De ce fait, le travail social n’est pas différent des autres secteurs dans le fond. Il est soumis aux mêmes offensives néolibérales et à leur désir barbare de rentabilité, d’austérité et de rationalité.

3 - Travail social : quelle réalité et quelles perspectives ?

Le travail social est donc un vaste secteur d’activité qui ressemble fort à une cible privilégiée pour le capital : ni investissements, ni bénéfices, le travail social ne rapporte rien et semble avoir un coût trop important aux yeux de ceux qui nous dirigent.

Alors même que les besoins augmentent très rapidement dans certains domaines, comme pour les mineurs non-accompagnés par exemple, les moyens baissent d’années en années.

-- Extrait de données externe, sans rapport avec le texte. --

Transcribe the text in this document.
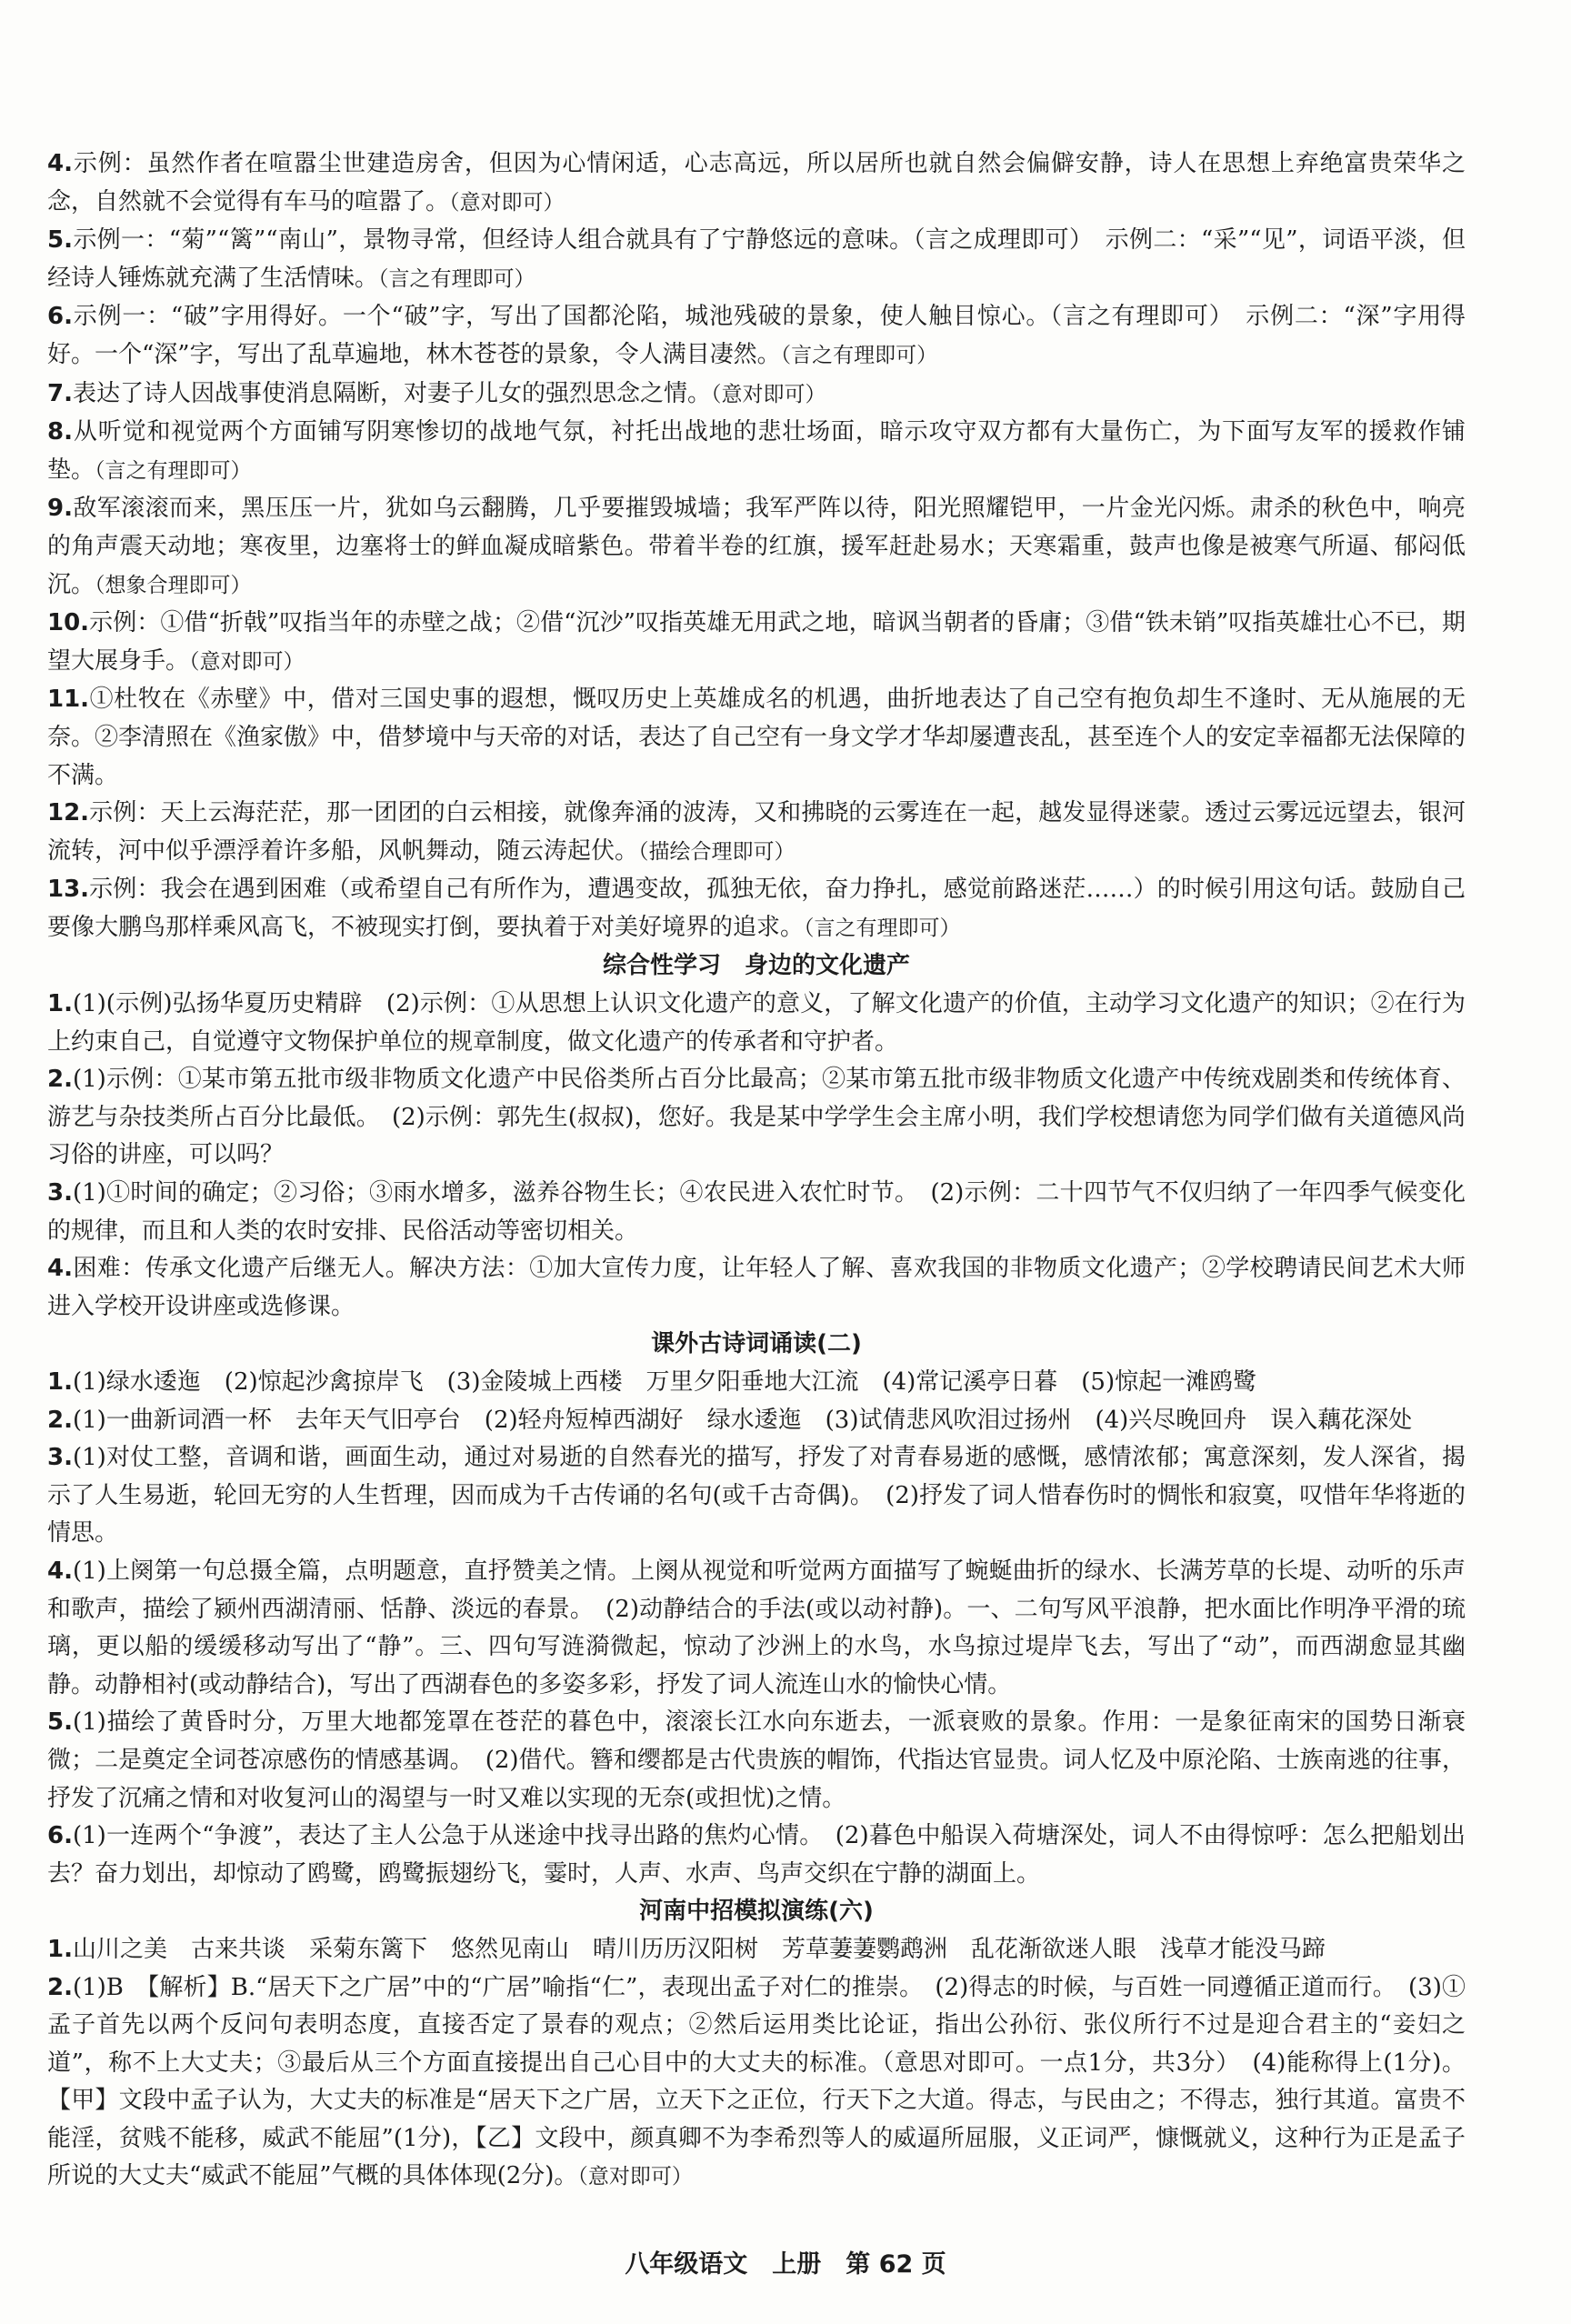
4.示例：虽然作者在喧嚣尘世建造房舍，但因为心情闲适，心志高远，所以居所也就自然会偏僻安静，诗人在思想上弃绝富贵荣华之念，自然就不会觉得有车马的喧嚣了。（意对即可）
5.示例一：“菊”“篱”“南山”，景物寻常，但经诗人组合就具有了宁静悠远的意味。（言之成理即可）　示例二：“采”“见”，词语平淡，但经诗人锤炼就充满了生活情味。（言之有理即可）
6.示例一：“破”字用得好。一个“破”字，写出了国都沦陷，城池残破的景象，使人触目惊心。（言之有理即可）　示例二：“深”字用得好。一个“深”字，写出了乱草遍地，林木苍苍的景象，令人满目凄然。（言之有理即可）
7.表达了诗人因战事使消息隔断，对妻子儿女的强烈思念之情。（意对即可）
8.从听觉和视觉两个方面铺写阴寒惨切的战地气氛，衬托出战地的悲壮场面，暗示攻守双方都有大量伤亡，为下面写友军的援救作铺垫。（言之有理即可）
9.敌军滚滚而来，黑压压一片，犹如乌云翻腾，几乎要摧毁城墙；我军严阵以待，阳光照耀铠甲，一片金光闪烁。肃杀的秋色中，响亮的角声震天动地；寒夜里，边塞将士的鲜血凝成暗紫色。带着半卷的红旗，援军赶赴易水；天寒霜重，鼓声也像是被寒气所逼、郁闷低沉。（想象合理即可）
10.示例：①借“折戟”叹指当年的赤壁之战；②借“沉沙”叹指英雄无用武之地，暗讽当朝者的昏庸；③借“铁未销”叹指英雄壮心不已，期望大展身手。（意对即可）
11.①杜牧在《赤壁》中，借对三国史事的遐想，慨叹历史上英雄成名的机遇，曲折地表达了自己空有抱负却生不逢时、无从施展的无奈。②李清照在《渔家傲》中，借梦境中与天帝的对话，表达了自己空有一身文学才华却屡遭丧乱，甚至连个人的安定幸福都无法保障的不满。
12.示例：天上云海茫茫，那一团团的白云相接，就像奔涌的波涛，又和拂晓的云雾连在一起，越发显得迷蒙。透过云雾远远望去，银河流转，河中似乎漂浮着许多船，风帆舞动，随云涛起伏。（描绘合理即可）
13.示例：我会在遇到困难（或希望自己有所作为，遭遇变故，孤独无依，奋力挣扎，感觉前路迷茫……）的时候引用这句话。鼓励自己要像大鹏鸟那样乘风高飞，不被现实打倒，要执着于对美好境界的追求。（言之有理即可）
综合性学习　身边的文化遗产
1.(1)(示例)弘扬华夏历史精辟　(2)示例：①从思想上认识文化遗产的意义，了解文化遗产的价值，主动学习文化遗产的知识；②在行为上约束自己，自觉遵守文物保护单位的规章制度，做文化遗产的传承者和守护者。
2.(1)示例：①某市第五批市级非物质文化遗产中民俗类所占百分比最高；②某市第五批市级非物质文化遗产中传统戏剧类和传统体育、游艺与杂技类所占百分比最低。　(2)示例：郭先生(叔叔)，您好。我是某中学学生会主席小明，我们学校想请您为同学们做有关道德风尚习俗的讲座，可以吗？
3.(1)①时间的确定；②习俗；③雨水增多，滋养谷物生长；④农民进入农忙时节。　(2)示例：二十四节气不仅归纳了一年四季气候变化的规律，而且和人类的农时安排、民俗活动等密切相关。
4.困难：传承文化遗产后继无人。解决方法：①加大宣传力度，让年轻人了解、喜欢我国的非物质文化遗产；②学校聘请民间艺术大师进入学校开设讲座或选修课。
课外古诗词诵读(二)
1.(1)绿水逶迤　(2)惊起沙禽掠岸飞　(3)金陵城上西楼　万里夕阳垂地大江流　(4)常记溪亭日暮　(5)惊起一滩鸥鹭
2.(1)一曲新词酒一杯　去年天气旧亭台　(2)轻舟短棹西湖好　绿水逶迤　(3)试倩悲风吹泪过扬州　(4)兴尽晚回舟　误入藕花深处
3.(1)对仗工整，音调和谐，画面生动，通过对易逝的自然春光的描写，抒发了对青春易逝的感慨，感情浓郁；寓意深刻，发人深省，揭示了人生易逝，轮回无穷的人生哲理，因而成为千古传诵的名句(或千古奇偶)。　(2)抒发了词人惜春伤时的惆怅和寂寞，叹惜年华将逝的情思。
4.(1)上阕第一句总摄全篇，点明题意，直抒赞美之情。上阕从视觉和听觉两方面描写了蜿蜒曲折的绿水、长满芳草的长堤、动听的乐声和歌声，描绘了颍州西湖清丽、恬静、淡远的春景。　(2)动静结合的手法(或以动衬静)。一、二句写风平浪静，把水面比作明净平滑的琉璃，更以船的缓缓移动写出了“静”。三、四句写涟漪微起，惊动了沙洲上的水鸟，水鸟掠过堤岸飞去，写出了“动”，而西湖愈显其幽静。动静相衬(或动静结合)，写出了西湖春色的多姿多彩，抒发了词人流连山水的愉快心情。
5.(1)描绘了黄昏时分，万里大地都笼罩在苍茫的暮色中，滚滚长江水向东逝去，一派衰败的景象。作用：一是象征南宋的国势日渐衰微；二是奠定全词苍凉感伤的情感基调。　(2)借代。簪和缨都是古代贵族的帽饰，代指达官显贵。词人忆及中原沦陷、士族南逃的往事，抒发了沉痛之情和对收复河山的渴望与一时又难以实现的无奈(或担忧)之情。
6.(1)一连两个“争渡”，表达了主人公急于从迷途中找寻出路的焦灼心情。　(2)暮色中船误入荷塘深处，词人不由得惊呼：怎么把船划出去？奋力划出，却惊动了鸥鹭，鸥鹭振翅纷飞，霎时，人声、水声、鸟声交织在宁静的湖面上。
河南中招模拟演练(六)
1.山川之美　古来共谈　采菊东篱下　悠然见南山　晴川历历汉阳树　芳草萋萋鹦鹉洲　乱花渐欲迷人眼　浅草才能没马蹄
2.(1)B　【解析】B.“居天下之广居”中的“广居”喻指“仁”，表现出孟子对仁的推崇。　(2)得志的时候，与百姓一同遵循正道而行。　(3)①孟子首先以两个反问句表明态度，直接否定了景春的观点；②然后运用类比论证，指出公孙衍、张仪所行不过是迎合君主的“妾妇之道”，称不上大丈夫；③最后从三个方面直接提出自己心目中的大丈夫的标准。（意思对即可。一点1分，共3分）　(4)能称得上(1分)。【甲】文段中孟子认为，大丈夫的标准是“居天下之广居，立天下之正位，行天下之大道。得志，与民由之；不得志，独行其道。富贵不能淫，贫贱不能移，威武不能屈”(1分)，【乙】文段中，颜真卿不为李希烈等人的威逼所屈服，义正词严，慷慨就义，这种行为正是孟子所说的大丈夫“威武不能屈”气概的具体体现(2分)。（意对即可）
八年级语文　上册　第 62 页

Toujours moins de place dans les établissements médico-sociaux, toujours moins de postes dans la fonction publique, toujours moins de subventions pour les associations d’insertion, toujours moins de moyens pour les centres d’hébergement d’urgence.

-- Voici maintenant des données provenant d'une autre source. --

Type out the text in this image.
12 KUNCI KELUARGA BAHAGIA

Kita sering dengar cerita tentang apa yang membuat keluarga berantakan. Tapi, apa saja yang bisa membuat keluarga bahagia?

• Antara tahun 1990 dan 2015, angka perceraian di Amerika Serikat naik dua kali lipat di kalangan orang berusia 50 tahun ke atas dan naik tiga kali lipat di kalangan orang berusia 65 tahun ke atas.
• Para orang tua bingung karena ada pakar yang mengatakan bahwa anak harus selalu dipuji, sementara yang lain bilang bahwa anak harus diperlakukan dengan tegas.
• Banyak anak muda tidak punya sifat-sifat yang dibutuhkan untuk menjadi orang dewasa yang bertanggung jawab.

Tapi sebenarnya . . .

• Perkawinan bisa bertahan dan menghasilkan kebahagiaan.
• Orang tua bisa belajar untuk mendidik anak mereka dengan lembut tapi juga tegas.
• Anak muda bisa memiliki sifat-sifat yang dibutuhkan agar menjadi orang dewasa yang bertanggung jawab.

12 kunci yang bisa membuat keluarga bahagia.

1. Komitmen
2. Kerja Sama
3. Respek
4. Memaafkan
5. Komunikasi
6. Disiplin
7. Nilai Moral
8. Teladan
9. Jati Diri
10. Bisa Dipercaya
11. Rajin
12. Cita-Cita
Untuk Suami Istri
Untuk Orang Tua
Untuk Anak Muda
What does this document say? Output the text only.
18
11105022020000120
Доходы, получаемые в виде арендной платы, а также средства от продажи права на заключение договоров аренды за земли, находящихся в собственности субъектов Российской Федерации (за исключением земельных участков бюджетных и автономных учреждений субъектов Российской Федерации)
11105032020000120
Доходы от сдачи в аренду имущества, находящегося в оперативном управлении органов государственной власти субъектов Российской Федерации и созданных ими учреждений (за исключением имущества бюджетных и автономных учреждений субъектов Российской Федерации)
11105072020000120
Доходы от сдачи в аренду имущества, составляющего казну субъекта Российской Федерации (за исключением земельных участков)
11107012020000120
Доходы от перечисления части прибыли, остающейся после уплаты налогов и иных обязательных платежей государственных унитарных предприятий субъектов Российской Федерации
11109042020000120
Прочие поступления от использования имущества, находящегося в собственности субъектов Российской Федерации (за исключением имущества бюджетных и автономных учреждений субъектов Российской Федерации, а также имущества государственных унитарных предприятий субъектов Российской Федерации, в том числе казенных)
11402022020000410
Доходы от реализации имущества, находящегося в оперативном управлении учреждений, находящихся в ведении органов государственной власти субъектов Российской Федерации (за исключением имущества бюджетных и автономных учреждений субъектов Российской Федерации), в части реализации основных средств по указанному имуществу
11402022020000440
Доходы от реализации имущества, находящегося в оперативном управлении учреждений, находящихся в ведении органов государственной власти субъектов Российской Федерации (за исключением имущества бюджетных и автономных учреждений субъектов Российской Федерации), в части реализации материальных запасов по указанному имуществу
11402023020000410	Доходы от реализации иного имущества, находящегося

Si les politiques sociales répondent clairement à des besoins étatiques, les diverses directions et institutions ne semblent pas particulièrement disposées à les contester, et les appliquent au contraire avec le zèle du bon petit soldat.

Comme l’illustre la lutte « modèle » des 6 EJE de la Société Philanthropique, ces mêmes directions ne reculent devant rien pour imposer ou justifier des mesures inégalitaires et injustes, et dévoilent une sournoiserie ahurissante pour briser les éventuelles contestations, en témoignent les attaques sur la culpabilité qui se placent directement sur le terrain personnel, humain, intime.

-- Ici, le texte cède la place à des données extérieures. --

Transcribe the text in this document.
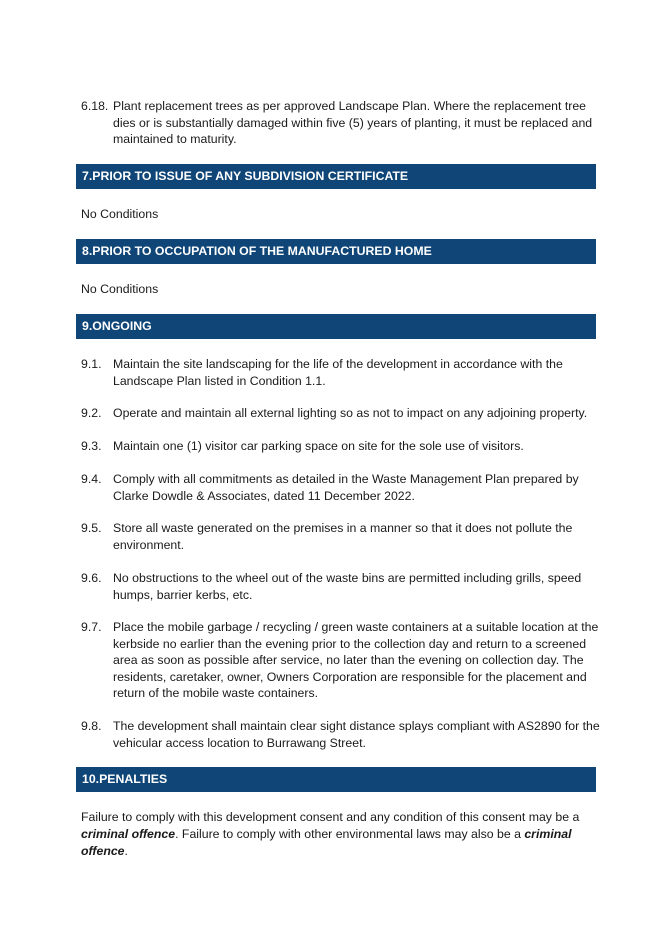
6.18. Plant replacement trees as per approved Landscape Plan. Where the replacement tree dies or is substantially damaged within five (5) years of planting, it must be replaced and maintained to maturity.
7.PRIOR TO ISSUE OF ANY SUBDIVISION CERTIFICATE
No Conditions
8.PRIOR TO OCCUPATION OF THE MANUFACTURED HOME
No Conditions
9.ONGOING
9.1. Maintain the site landscaping for the life of the development in accordance with the Landscape Plan listed in Condition 1.1.
9.2. Operate and maintain all external lighting so as not to impact on any adjoining property.
9.3. Maintain one (1) visitor car parking space on site for the sole use of visitors.
9.4. Comply with all commitments as detailed in the Waste Management Plan prepared by Clarke Dowdle & Associates, dated 11 December 2022.
9.5. Store all waste generated on the premises in a manner so that it does not pollute the environment.
9.6. No obstructions to the wheel out of the waste bins are permitted including grills, speed humps, barrier kerbs, etc.
9.7. Place the mobile garbage / recycling / green waste containers at a suitable location at the kerbside no earlier than the evening prior to the collection day and return to a screened area as soon as possible after service, no later than the evening on collection day. The residents, caretaker, owner, Owners Corporation are responsible for the placement and return of the mobile waste containers.
9.8. The development shall maintain clear sight distance splays compliant with AS2890 for the vehicular access location to Burrawang Street.
10.PENALTIES
Failure to comply with this development consent and any condition of this consent may be a criminal offence. Failure to comply with other environmental laws may also be a criminal offence.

Nous noterons également la passivité caricaturale des bureaucraties syndicales, qui semblent peu enclines à mobiliser l’ensemble du travail social sur des questions qui touchent pourtant au cœur du métier et aux valeurs et idéaux portés par la plupart des travailleurs sociaux.

Ce schéma de collaboration des directions et des bureaucraties syndicales n’est pas sans rappeler les phénomènes observés dans tous les secteurs ouvriers et étudiants en lutte aujourd’hui.

Le travail social s’inscrit donc dans le même univers que les autres secteurs du travail, et les travailleurs sociaux s’inscrivent dans le même univers que les ouvriers.

Ils doivent impérativement non seulement défendre leurs conditions de travail et les valeurs qui les animent, passer à l’offensive pour exiger une évolution de leur condition jusqu’à la possibilité d’accompagner les personnes concernées sur une base humaniste, idéaliste et volontariste dénuée de toute logique capitaliste de rentabilité et d’exploitation, mais aussi défendre la cause du prolétariat dans son ensemble, en tant que prolétaire, afin de s’orienter vers une société rationnelle et elle-même débarrassée de l’exploitation inhérente au système capitaliste.

En conclusion, le mouvement des 6 EJE de l’Abri Temporaire d’Enfants de la Société Philanthropique symbolise parfaitement la conduite à tenir pour les travailleurs sociaux.

Armées d’une détermination impressionnante, ces Educatrices Jeunes Enfants ont su s’opposer à leur direction injuste, court-circuiter une bureaucratie syndicale rangée du côté de l’exploitation, et s’allier aux mouvements de grève existants pour rentrer dans une lutte plus large et dénoncer, à travers l’injustice d’une convention collective, la logique capitaliste de l’État.

Leur mouvement a abouti à une victoire vis-à-vis de leurs conditions de travail, et il nous est aujourd’hui permis d’espérer que leur combat contre la convention collective 51 sera source d’inspiration pour les autres EJE soumis à cette convention injuste, mais aussi pour tous les ouvriers qui verront dans ce succès une démonstration de la force de la grève reconductible, et des failles qui lézardent l’apparente muraille infranchissable que représente l’alliance de l’État capitaliste, des directions et des bureaucraties syndicales.